Rider wasn’t alone. Investment advice columns and boiler room scam artists sold the public on buying canna stocks early. In September 2018, the home-trader app Robinhood had to suspend all buys for Aurora Cannabis Inc. because it couldn’t keep up. (The stock peaked at $120 per share that year but spent most of 2023 trading for around 50 cents.)

“There were some people who made a lot of money, but they were trading options and got out early,” Rider said. “But yeah, it did feel like a boiler room. Like, we’re all going to talk about this one stock, then it’s going to go way up, and then we’ll get out and everybody else will be left holding nothing.”

It wasn’t just 2018, either. The canna stock market surged again during the Covid-19 pandemic, when groups of novice online investors used their spare time to manipulate stock markets, driving up the price of GameStop, AMC Cinemas, and a few cannabis companies. 

“Hype cycles have been a big problem,” Becker said. “There was this sort of mass delusion that cannabis stocks were going to be a generational wealth opportunity. And, unfortunately, they just weren’t that.”

Fixing the Problem

The biggest trouble with cannabis stocks isn’t that the public might stop responding to the boy who cried stocks. It’s banking regulations that prevent big-money institutional investors—hedge funds, pension funds, endowments, etc.—to buy stocks in cannabis.

Fortunately, there’s been a push to change things. The SAFER Banking Act would open cannabis investments to banks in states with legalized cannabis. But a better option would be federal action to make the substance legal.

“Even if we reschedule cannabis down from a 1 to a 3, that would unlock a new layer of investors,” said Becker. “When you think of institutional money managers, there are different levels of risk tolerance among them. So, some big insurance companies might only invest in very safe, blue-chip stuff. But there’s still a lot of people with multibillion-dollar piles of money who are willing to invest in more speculative stuff. That would bring in a new level of capital availability in the industry.”

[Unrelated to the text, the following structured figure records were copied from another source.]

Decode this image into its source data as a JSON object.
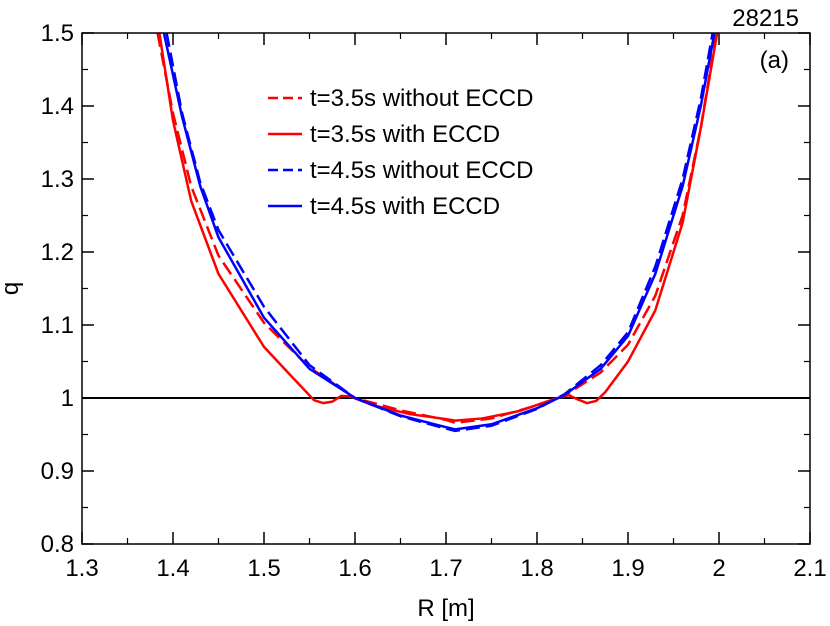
{
  "chart_data": {
    "type": "line",
    "title": "",
    "xlabel": "R [m]",
    "ylabel": "q",
    "xlim": [
      1.3,
      2.1
    ],
    "ylim": [
      0.8,
      1.5
    ],
    "xticks": [
      1.3,
      1.4,
      1.5,
      1.6,
      1.7,
      1.8,
      1.9,
      2.0,
      2.1
    ],
    "xtick_labels": [
      "1.3",
      "1.4",
      "1.5",
      "1.6",
      "1.7",
      "1.8",
      "1.9",
      "2",
      "2.1"
    ],
    "yticks": [
      0.8,
      0.9,
      1.0,
      1.1,
      1.2,
      1.3,
      1.4,
      1.5
    ],
    "ytick_labels": [
      "0.8",
      "0.9",
      "1",
      "1.1",
      "1.2",
      "1.3",
      "1.4",
      "1.5"
    ],
    "annotations": {
      "shot": "28215",
      "panel": "(a)"
    },
    "reference_line": {
      "y": 1.0,
      "color": "#000000"
    },
    "legend_position": "top-center",
    "series": [
      {
        "name": "t=3.5s without ECCD",
        "color": "#ff0000",
        "dash": "dashed",
        "points": [
          [
            1.383,
            1.5
          ],
          [
            1.4,
            1.39
          ],
          [
            1.42,
            1.29
          ],
          [
            1.45,
            1.195
          ],
          [
            1.5,
            1.103
          ],
          [
            1.55,
            1.042
          ],
          [
            1.6,
            1.0
          ],
          [
            1.65,
            0.983
          ],
          [
            1.7,
            0.97
          ],
          [
            1.71,
            0.966
          ],
          [
            1.75,
            0.972
          ],
          [
            1.8,
            0.99
          ],
          [
            1.83,
            1.003
          ],
          [
            1.87,
            1.035
          ],
          [
            1.9,
            1.073
          ],
          [
            1.93,
            1.14
          ],
          [
            1.96,
            1.25
          ],
          [
            1.98,
            1.37
          ],
          [
            1.997,
            1.5
          ]
        ]
      },
      {
        "name": "t=3.5s with ECCD",
        "color": "#ff0000",
        "dash": "solid",
        "points": [
          [
            1.385,
            1.5
          ],
          [
            1.4,
            1.38
          ],
          [
            1.42,
            1.27
          ],
          [
            1.45,
            1.17
          ],
          [
            1.5,
            1.07
          ],
          [
            1.53,
            1.03
          ],
          [
            1.555,
            0.997
          ],
          [
            1.565,
            0.993
          ],
          [
            1.575,
            0.995
          ],
          [
            1.585,
            1.003
          ],
          [
            1.595,
            1.002
          ],
          [
            1.62,
            0.99
          ],
          [
            1.66,
            0.978
          ],
          [
            1.7,
            0.971
          ],
          [
            1.71,
            0.969
          ],
          [
            1.74,
            0.972
          ],
          [
            1.78,
            0.982
          ],
          [
            1.82,
            0.999
          ],
          [
            1.835,
            1.004
          ],
          [
            1.845,
            0.998
          ],
          [
            1.855,
            0.993
          ],
          [
            1.865,
            0.996
          ],
          [
            1.875,
            1.008
          ],
          [
            1.9,
            1.05
          ],
          [
            1.93,
            1.12
          ],
          [
            1.96,
            1.24
          ],
          [
            1.98,
            1.37
          ],
          [
            1.998,
            1.5
          ]
        ]
      },
      {
        "name": "t=4.5s without ECCD",
        "color": "#0000ff",
        "dash": "dashed",
        "points": [
          [
            1.393,
            1.5
          ],
          [
            1.41,
            1.39
          ],
          [
            1.43,
            1.295
          ],
          [
            1.45,
            1.23
          ],
          [
            1.5,
            1.125
          ],
          [
            1.55,
            1.045
          ],
          [
            1.6,
            1.0
          ],
          [
            1.65,
            0.975
          ],
          [
            1.7,
            0.958
          ],
          [
            1.71,
            0.955
          ],
          [
            1.75,
            0.962
          ],
          [
            1.8,
            0.985
          ],
          [
            1.83,
            1.005
          ],
          [
            1.87,
            1.045
          ],
          [
            1.9,
            1.09
          ],
          [
            1.93,
            1.18
          ],
          [
            1.96,
            1.3
          ],
          [
            1.98,
            1.41
          ],
          [
            1.993,
            1.5
          ]
        ]
      },
      {
        "name": "t=4.5s with ECCD",
        "color": "#0000ff",
        "dash": "solid",
        "points": [
          [
            1.39,
            1.5
          ],
          [
            1.41,
            1.385
          ],
          [
            1.43,
            1.29
          ],
          [
            1.45,
            1.22
          ],
          [
            1.5,
            1.11
          ],
          [
            1.55,
            1.04
          ],
          [
            1.6,
            1.0
          ],
          [
            1.65,
            0.976
          ],
          [
            1.7,
            0.96
          ],
          [
            1.71,
            0.957
          ],
          [
            1.75,
            0.964
          ],
          [
            1.8,
            0.986
          ],
          [
            1.83,
            1.004
          ],
          [
            1.87,
            1.04
          ],
          [
            1.9,
            1.085
          ],
          [
            1.93,
            1.17
          ],
          [
            1.96,
            1.29
          ],
          [
            1.98,
            1.4
          ],
          [
            1.995,
            1.5
          ]
        ]
      }
    ]
  }
}
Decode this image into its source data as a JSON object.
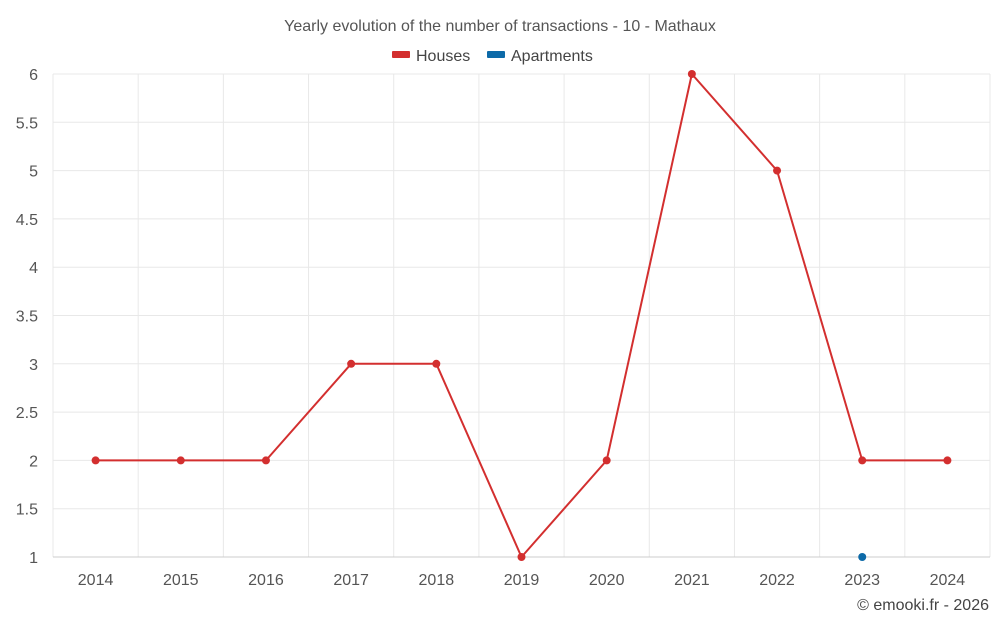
{
  "chart_data": {
    "type": "line",
    "title": "Yearly evolution of the number of transactions - 10 - Mathaux",
    "xlabel": "",
    "ylabel": "",
    "x": [
      "2014",
      "2015",
      "2016",
      "2017",
      "2018",
      "2019",
      "2020",
      "2021",
      "2022",
      "2023",
      "2024"
    ],
    "ylim": [
      1,
      6
    ],
    "yticks": [
      "1",
      "1.5",
      "2",
      "2.5",
      "3",
      "3.5",
      "4",
      "4.5",
      "5",
      "5.5",
      "6"
    ],
    "grid": true,
    "legend_position": "top",
    "series": [
      {
        "name": "Houses",
        "color": "#d32f2f",
        "values": [
          2,
          2,
          2,
          3,
          3,
          1,
          2,
          6,
          5,
          2,
          2
        ]
      },
      {
        "name": "Apartments",
        "color": "#0d6aa8",
        "values": [
          null,
          null,
          null,
          null,
          null,
          null,
          null,
          null,
          null,
          1,
          null
        ]
      }
    ]
  },
  "credit": "© emooki.fr - 2026"
}
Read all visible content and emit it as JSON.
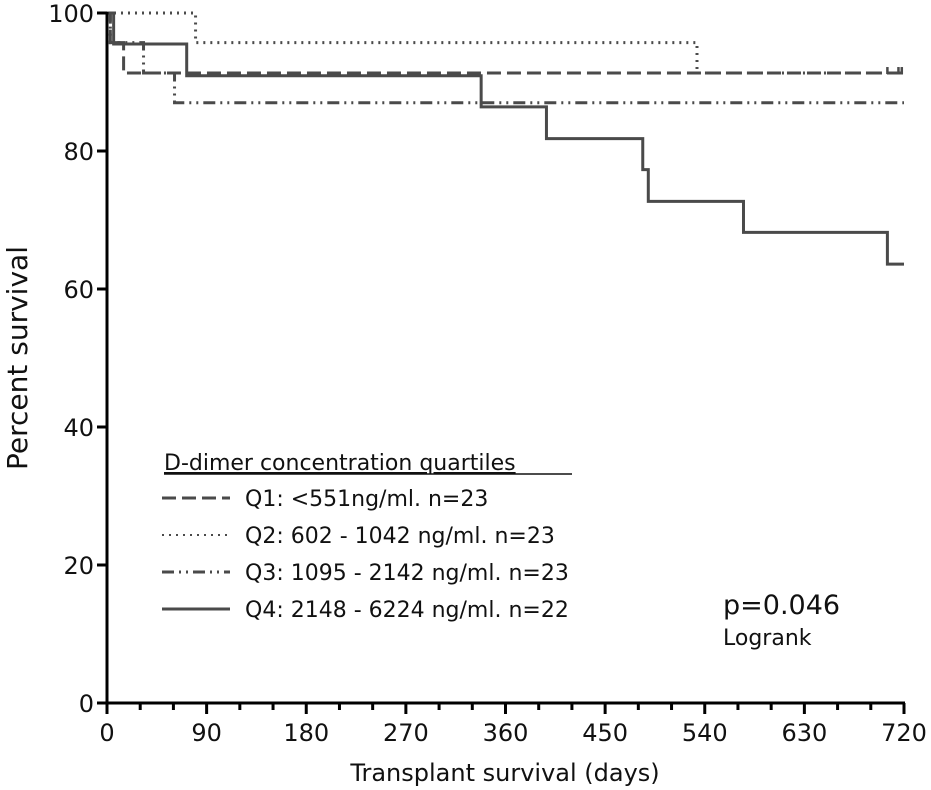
{
  "chart_data": {
    "type": "line",
    "subtype": "kaplan-meier",
    "title": "",
    "xlabel": "Transplant survival (days)",
    "ylabel": "Percent survival",
    "xlim": [
      0,
      720
    ],
    "ylim": [
      0,
      100
    ],
    "x_ticks": [
      0,
      90,
      180,
      270,
      360,
      450,
      540,
      630,
      720
    ],
    "x_tick_labels": [
      "0",
      "90",
      "180",
      "270",
      "360",
      "450",
      "540",
      "630",
      "720"
    ],
    "x_minor_step": 30,
    "y_ticks": [
      0,
      20,
      40,
      60,
      80,
      100
    ],
    "y_tick_labels": [
      "0",
      "20",
      "40",
      "60",
      "80",
      "100"
    ],
    "grid": false,
    "legend": {
      "title": "D-dimer concentration quartiles",
      "position": "bottom-left"
    },
    "series": [
      {
        "name": "Q1: <551ng/ml. n=23",
        "style": "dashed",
        "color": "#4a4a4a",
        "steps": [
          [
            0,
            100
          ],
          [
            3,
            95.7
          ],
          [
            15,
            91.3
          ],
          [
            720,
            91.3
          ]
        ],
        "censored": [
          [
            705,
            91.3
          ],
          [
            715,
            91.3
          ],
          [
            718,
            91.3
          ]
        ]
      },
      {
        "name": "Q2: 602 - 1042 ng/ml. n=23",
        "style": "dotted",
        "color": "#4a4a4a",
        "steps": [
          [
            0,
            100
          ],
          [
            80,
            95.7
          ],
          [
            533,
            91.3
          ],
          [
            720,
            91.3
          ]
        ],
        "censored": []
      },
      {
        "name": "Q3: 1095 - 2142 ng/ml. n=23",
        "style": "dash-dot-dot",
        "color": "#4a4a4a",
        "steps": [
          [
            0,
            100
          ],
          [
            3,
            95.7
          ],
          [
            33,
            91.3
          ],
          [
            61,
            87.0
          ],
          [
            720,
            87.0
          ]
        ],
        "censored": []
      },
      {
        "name": "Q4: 2148 - 6224 ng/ml. n=22",
        "style": "solid",
        "color": "#4a4a4a",
        "steps": [
          [
            0,
            100
          ],
          [
            6,
            95.5
          ],
          [
            72,
            90.9
          ],
          [
            338,
            86.4
          ],
          [
            397,
            81.8
          ],
          [
            484,
            77.3
          ],
          [
            489,
            72.7
          ],
          [
            575,
            68.2
          ],
          [
            705,
            63.6
          ],
          [
            720,
            63.6
          ]
        ],
        "censored": []
      }
    ],
    "annotations": [
      {
        "text": "p=0.046",
        "position": "bottom-right"
      },
      {
        "text": "Logrank",
        "position": "bottom-right"
      }
    ]
  }
}
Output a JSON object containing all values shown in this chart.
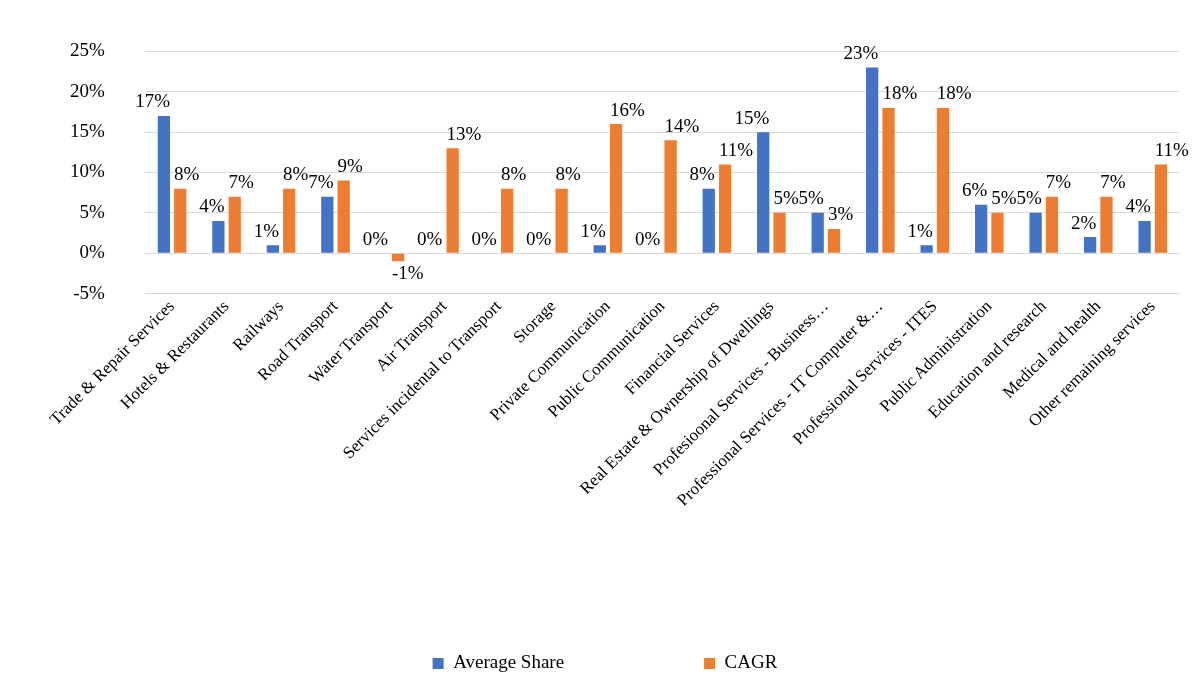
{
  "chart_data": {
    "type": "bar",
    "categories": [
      "Trade & Repair Services",
      "Hotels & Restaurants",
      "Railways",
      "Road Transport",
      "Water Transport",
      "Air Transport",
      "Services incidental to Transport",
      "Storage",
      "Private Communication",
      "Public Communication",
      "Financial Services",
      "Real Estate & Ownership of Dwellings",
      "Profesioonal Services - Business…",
      "Professional Services - IT Computer &…",
      "Professional Services - ITES",
      "Public Administration",
      "Education and research",
      "Medical and health",
      "Other remaining services"
    ],
    "series": [
      {
        "name": "Average Share",
        "color": "#4472c4",
        "values": [
          17,
          4,
          1,
          7,
          0,
          0,
          0,
          0,
          1,
          0,
          8,
          15,
          5,
          23,
          1,
          6,
          5,
          2,
          4
        ],
        "value_labels": [
          "17%",
          "4%",
          "1%",
          "7%",
          "0%",
          "0%",
          "0%",
          "0%",
          "1%",
          "0%",
          "8%",
          "15%",
          "5%",
          "23%",
          "1%",
          "6%",
          "5%",
          "2%",
          "4%"
        ]
      },
      {
        "name": "CAGR",
        "color": "#ed7d31",
        "values": [
          8,
          7,
          8,
          9,
          -1,
          13,
          8,
          8,
          16,
          14,
          11,
          5,
          3,
          18,
          18,
          5,
          7,
          7,
          11
        ],
        "value_labels": [
          "8%",
          "7%",
          "8%",
          "9%",
          "-1%",
          "13%",
          "8%",
          "8%",
          "16%",
          "14%",
          "11%",
          "5%",
          "3%",
          "18%",
          "18%",
          "5%",
          "7%",
          "7%",
          "11%"
        ]
      }
    ],
    "ylim": [
      -5,
      25
    ],
    "yticks": [
      {
        "value": -5,
        "label": "-5%"
      },
      {
        "value": 0,
        "label": "0%"
      },
      {
        "value": 5,
        "label": "5%"
      },
      {
        "value": 10,
        "label": "10%"
      },
      {
        "value": 15,
        "label": "15%"
      },
      {
        "value": 20,
        "label": "20%"
      },
      {
        "value": 25,
        "label": "25%"
      }
    ],
    "grid": "y",
    "legend": "bottom"
  }
}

Once institutional investors can get into the game, everything changes.

Not only will companies have access to new capital, just as the first cannabis businesses reach maturity, it will make investments safer for those Average Joes who got hosed the first time around.

“I’m not saying that there aren’t winners amongst the current MSOs, but I don’t think it’s terribly predictable which ones will win out because so much of their success is dependent on things that are out of their control, like regulatory changes,” Becker said. “I would only buy stock in a cannabis company today if I had a lot of faith in the management and what they were doing. Because the time to invest is right before that next level of capital gets unlocked, right? But most cannabis stocks, they’re not good investments.”